I built China Ready partly because I watched people go through exactly this scramble. It’s a free app that bundles a pre-departure checklist, bilingual show-cards for taxi drivers and restaurants, emergency contacts, and offline phrase cards. The checklist adapts to your arrival date and reminds you what’s still blocking. It works offline because the moments you need it are usually the moments you don’t have signal.


Is 240 hours enough?

Ten days is surprisingly generous. Most first-time visitors to China cover two or three cities. Common 240-hour itineraries:

  • Beijing + Xi’an (5-6 days): Great Wall, Forbidden City, Terracotta Warriors
  • Shanghai + Hangzhou (4-5 days): Bund, West Lake, water towns
  • Chengdu + Chongqing (5-6 days): Pandas, hotpot, Three Gorges
  • Guangzhou + Guilin (5-6 days): Cantonese food, karst landscapes
  • Shanghai + Beijing (7-8 days): The classic two-city combination

If you’re efficient, you can fit three cities. Four is rushing it. The high-speed rail network connects all of these routes in 2-6 hours, and booking through Trip.com with a foreign passport is straightforward.

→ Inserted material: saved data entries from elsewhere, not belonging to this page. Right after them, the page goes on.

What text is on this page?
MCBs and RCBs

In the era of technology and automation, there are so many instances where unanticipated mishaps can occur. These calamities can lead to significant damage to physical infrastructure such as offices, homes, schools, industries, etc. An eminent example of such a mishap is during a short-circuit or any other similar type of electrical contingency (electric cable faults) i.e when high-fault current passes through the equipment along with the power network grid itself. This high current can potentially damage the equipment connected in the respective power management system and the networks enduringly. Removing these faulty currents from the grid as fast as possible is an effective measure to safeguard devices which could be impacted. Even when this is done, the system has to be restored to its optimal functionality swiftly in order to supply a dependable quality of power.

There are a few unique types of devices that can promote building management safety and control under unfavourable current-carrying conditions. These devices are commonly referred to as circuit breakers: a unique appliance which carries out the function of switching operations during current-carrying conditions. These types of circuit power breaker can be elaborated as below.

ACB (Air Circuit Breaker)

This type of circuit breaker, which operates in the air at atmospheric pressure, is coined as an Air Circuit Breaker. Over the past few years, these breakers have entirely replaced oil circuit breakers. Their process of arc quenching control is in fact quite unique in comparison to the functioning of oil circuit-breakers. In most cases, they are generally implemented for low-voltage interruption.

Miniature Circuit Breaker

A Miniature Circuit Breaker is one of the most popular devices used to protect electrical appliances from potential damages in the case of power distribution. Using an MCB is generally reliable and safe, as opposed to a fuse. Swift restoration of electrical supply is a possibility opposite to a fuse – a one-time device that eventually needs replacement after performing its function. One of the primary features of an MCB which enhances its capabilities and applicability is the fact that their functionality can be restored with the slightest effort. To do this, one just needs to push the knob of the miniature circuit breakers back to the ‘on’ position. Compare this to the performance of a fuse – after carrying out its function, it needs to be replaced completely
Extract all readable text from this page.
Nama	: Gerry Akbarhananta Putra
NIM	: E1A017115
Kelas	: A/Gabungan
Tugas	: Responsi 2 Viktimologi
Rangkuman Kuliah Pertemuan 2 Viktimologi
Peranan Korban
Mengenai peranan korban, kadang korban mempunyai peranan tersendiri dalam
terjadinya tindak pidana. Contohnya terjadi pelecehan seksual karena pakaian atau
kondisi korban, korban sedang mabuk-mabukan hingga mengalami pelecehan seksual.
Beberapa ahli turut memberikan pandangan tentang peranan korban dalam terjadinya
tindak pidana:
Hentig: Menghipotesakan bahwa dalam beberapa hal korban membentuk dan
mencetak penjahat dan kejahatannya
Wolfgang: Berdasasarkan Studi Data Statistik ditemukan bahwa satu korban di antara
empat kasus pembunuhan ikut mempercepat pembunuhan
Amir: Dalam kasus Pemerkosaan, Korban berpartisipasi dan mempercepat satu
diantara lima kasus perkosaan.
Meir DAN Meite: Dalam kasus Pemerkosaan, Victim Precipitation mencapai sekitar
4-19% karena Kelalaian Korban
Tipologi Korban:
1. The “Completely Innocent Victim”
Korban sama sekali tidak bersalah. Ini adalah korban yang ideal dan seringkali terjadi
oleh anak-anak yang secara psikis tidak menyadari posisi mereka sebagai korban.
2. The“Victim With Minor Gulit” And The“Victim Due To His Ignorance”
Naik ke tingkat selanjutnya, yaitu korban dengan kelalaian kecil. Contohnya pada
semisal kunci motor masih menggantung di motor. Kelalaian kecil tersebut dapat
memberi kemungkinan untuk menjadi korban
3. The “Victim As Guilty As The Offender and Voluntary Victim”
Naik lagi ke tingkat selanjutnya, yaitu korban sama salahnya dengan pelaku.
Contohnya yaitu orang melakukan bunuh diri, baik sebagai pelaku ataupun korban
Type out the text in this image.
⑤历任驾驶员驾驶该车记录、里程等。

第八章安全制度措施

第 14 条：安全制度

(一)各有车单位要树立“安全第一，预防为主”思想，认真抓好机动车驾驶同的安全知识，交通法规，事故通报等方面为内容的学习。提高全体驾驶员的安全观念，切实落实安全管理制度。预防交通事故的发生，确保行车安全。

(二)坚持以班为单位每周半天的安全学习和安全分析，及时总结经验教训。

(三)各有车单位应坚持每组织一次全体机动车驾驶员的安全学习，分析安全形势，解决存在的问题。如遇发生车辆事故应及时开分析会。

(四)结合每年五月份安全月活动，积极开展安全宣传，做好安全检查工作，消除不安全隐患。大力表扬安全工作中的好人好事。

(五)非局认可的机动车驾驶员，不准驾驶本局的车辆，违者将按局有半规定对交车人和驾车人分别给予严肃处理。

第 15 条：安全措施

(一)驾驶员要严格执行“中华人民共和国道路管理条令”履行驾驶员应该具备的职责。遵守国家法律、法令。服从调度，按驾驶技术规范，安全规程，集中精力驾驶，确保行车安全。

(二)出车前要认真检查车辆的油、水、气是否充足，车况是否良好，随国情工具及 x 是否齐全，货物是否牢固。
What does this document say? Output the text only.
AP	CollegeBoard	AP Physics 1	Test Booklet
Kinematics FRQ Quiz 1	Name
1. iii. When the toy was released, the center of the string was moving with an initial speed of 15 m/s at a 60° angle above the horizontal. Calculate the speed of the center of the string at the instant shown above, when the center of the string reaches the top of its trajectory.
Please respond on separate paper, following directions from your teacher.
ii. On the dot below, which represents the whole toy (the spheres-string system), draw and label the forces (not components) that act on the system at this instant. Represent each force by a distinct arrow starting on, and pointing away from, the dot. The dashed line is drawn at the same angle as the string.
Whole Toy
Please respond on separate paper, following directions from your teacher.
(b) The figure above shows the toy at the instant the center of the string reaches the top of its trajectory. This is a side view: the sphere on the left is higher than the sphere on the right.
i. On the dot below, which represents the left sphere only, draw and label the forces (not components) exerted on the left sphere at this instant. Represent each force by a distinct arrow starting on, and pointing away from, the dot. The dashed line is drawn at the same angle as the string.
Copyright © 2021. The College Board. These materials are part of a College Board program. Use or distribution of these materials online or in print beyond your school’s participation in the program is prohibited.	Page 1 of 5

When the 240-hour policy doesn’t make sense

If any of these apply, get a regular tourist visa instead:

  • You want to visit Tibet, Xinjiang, or Inner Mongolia
  • Your trip will exceed 10 days
  • You don’t have a confirmed onward ticket to a third country
  • You want the flexibility to change plans without a hard departure deadline
  • You plan to enter and exit China multiple times on the same trip

The tourist visa application takes about a week, costs roughly $140 for US citizens, and removes all the constraints above. For trips longer than a week, it’s usually worth the hassle.


The bottom line

The 240-hour transit visa-free policy is one of the most generous entry policies China has ever offered to foreign travelers. If you have the right passport, a confirmed onward ticket to a third country, and a trip that fits within 10 days and 24 provinces, it works.

The visa part is easy. The preparation part is where people struggle. Sort out payments, connectivity, navigation, translation, and emergency info before you board the plane. Everything else in China is surprisingly manageable once those basics are covered.